Kosovo’s Albanian Prime Minister Albin Kurti, in an interview in Pristina, downplayed the importance of religion to Albanian identity. “For us, religions come and go but we are still here,” he said. “For Albanians, in terms of identity, religion has never been of primary importance.”
That set them apart from other ethnic groups in the now-vanished multi-ethnic Yugoslav federal state, which disintegrated in the Balkan wars of the early 1990s. The main belligerents in the early stages of the The conflict speaks many of the same languages and looks similar but is clearly distinguished from each other by religion – the Serbs are Orthodox Christians, the Croats are Roman Catholic and the Bosnians are Muslim.
Activists in the return movement believe that ethnic Albanians also need to reinforce their loyalty to their nation with religion in the form of Roman Catholicism.
Boik Breca, a former Muslim active in the movement, emphasized that the Catholic church is not an alien intrusion but a true expression of Albanian identity and proof that Kosovo belongs Europe.
He said he became interested in Christianity when Kosovo, along with Serbia, was still part of Yugoslavia. He was sent to prison off the coast of Croatia as a political prisoner. Many of his fellow inmates were Catholic, he recalls, and helped inspire what he now considers his true faith and the belief that “our ancestors were all Catholic.”
“To be a true Albanian, you must be a Christian,” he said.
This view is widely disputed, including by Mr. Kurti, the prime minister.

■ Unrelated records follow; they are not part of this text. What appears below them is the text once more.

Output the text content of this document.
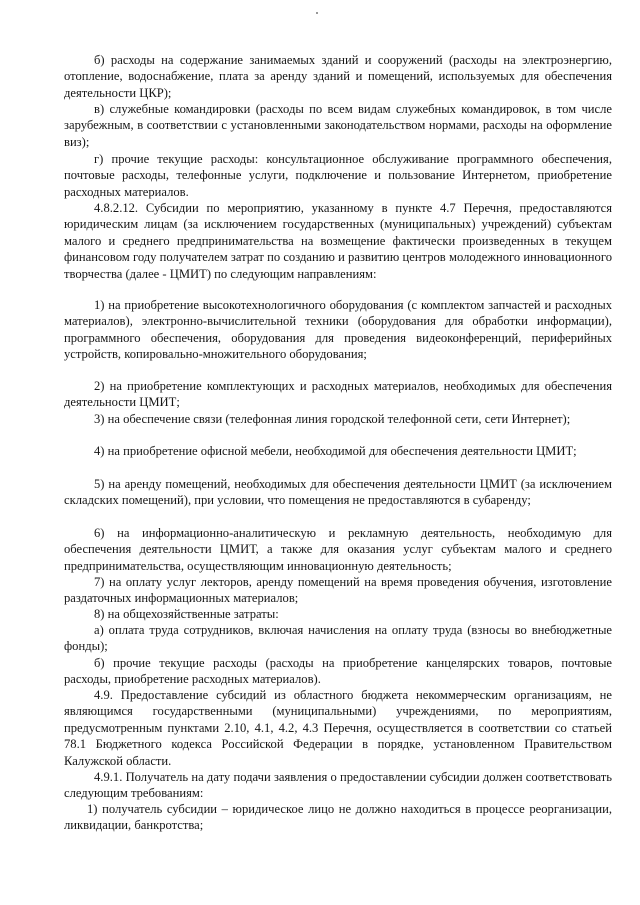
б) расходы на содержание занимаемых зданий и сооружений (расходы на электроэнергию, отопление, водоснабжение, плата за аренду зданий и помещений, используемых для обеспечения деятельности ЦКР);

в) служебные командировки (расходы по всем видам служебных командировок, в том числе зарубежным, в соответствии с установленными законодательством нормами, расходы на оформление виз);

г) прочие текущие расходы: консультационное обслуживание программного обеспечения, почтовые расходы, телефонные услуги, подключение и пользование Интернетом, приобретение расходных материалов.

4.8.2.12. Субсидии по мероприятию, указанному в пункте 4.7 Перечня, предоставляются юридическим лицам (за исключением государственных (муниципальных) учреждений) субъектам малого и среднего предпринимательства на возмещение фактически произведенных в текущем финансовом году получателем затрат по созданию и развитию центров молодежного инновационного творчества (далее - ЦМИТ) по следующим направлениям:

1) на приобретение высокотехнологичного оборудования (с комплектом запчастей и расходных материалов), электронно-вычислительной техники (оборудования для обработки информации), программного обеспечения, оборудования для проведения видеоконференций, периферийных устройств, копировально-множительного оборудования;

2) на приобретение комплектующих и расходных материалов, необходимых для обеспечения деятельности ЦМИТ;

3) на обеспечение связи (телефонная линия городской телефонной сети, сети Интернет);

4) на приобретение офисной мебели, необходимой для обеспечения деятельности ЦМИТ;

5) на аренду помещений, необходимых для обеспечения деятельности ЦМИТ (за исключением складских помещений), при условии, что помещения не предоставляются в субаренду;

6) на информационно-аналитическую и рекламную деятельность, необходимую для обеспечения деятельности ЦМИТ, а также для оказания услуг субъектам малого и среднего предпринимательства, осуществляющим инновационную деятельность;

7) на оплату услуг лекторов, аренду помещений на время проведения обучения, изготовление раздаточных информационных материалов;

8) на общехозяйственные затраты:

а) оплата труда сотрудников, включая начисления на оплату труда (взносы во внебюджетные фонды);

б) прочие текущие расходы (расходы на приобретение канцелярских товаров, почтовые расходы, приобретение расходных материалов).

4.9. Предоставление субсидий из областного бюджета некоммерческим организациям, не являющимся государственными (муниципальными) учреждениями, по мероприятиям, предусмотренным пунктами 2.10, 4.1, 4.2, 4.3 Перечня, осуществляется в соответствии со статьей 78.1 Бюджетного кодекса Российской Федерации в порядке, установленном Правительством Калужской области.

4.9.1. Получатель на дату подачи заявления о предоставлении субсидии должен соответствовать следующим требованиям:

1) получатель субсидии – юридическое лицо не должно находиться в процессе реорганизации, ликвидации, банкротства;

“I don’t buy that,” he said.
The current push against Islam began with a meeting in October 2023 in Decani, a bastion of nationalist sentiment near Kosovo’s border with Albania. The gathering, attended by nationalist intellectuals and veterans of the Kosovo Liberation Army, discussed ways to promote “Albanianness” and decided that Christianity would help.
“Today we are no longer Muslims,” said the attendees speakadopted the slogan: “Just Albanians.”
The meeting led to the formation of what was initially called the Movement for Renunciation of the Islamic Faith, a provocative name that was later largely abandoned in favor of the “Movement of Return.”
From his office in Pristina, decorated in the Mecca model, Kosovo’s grand mufti, Naim Ternava, watched the return movement with anxiety and dismay. Pushing Muslims to convert to Christianity, he said, risks disrupting religious harmony and is being “used by foreign agents to spread hatred of Islam.”
“Our mission is to keep people following our religion,” he added. I tell everyone to continue practicing Islam.”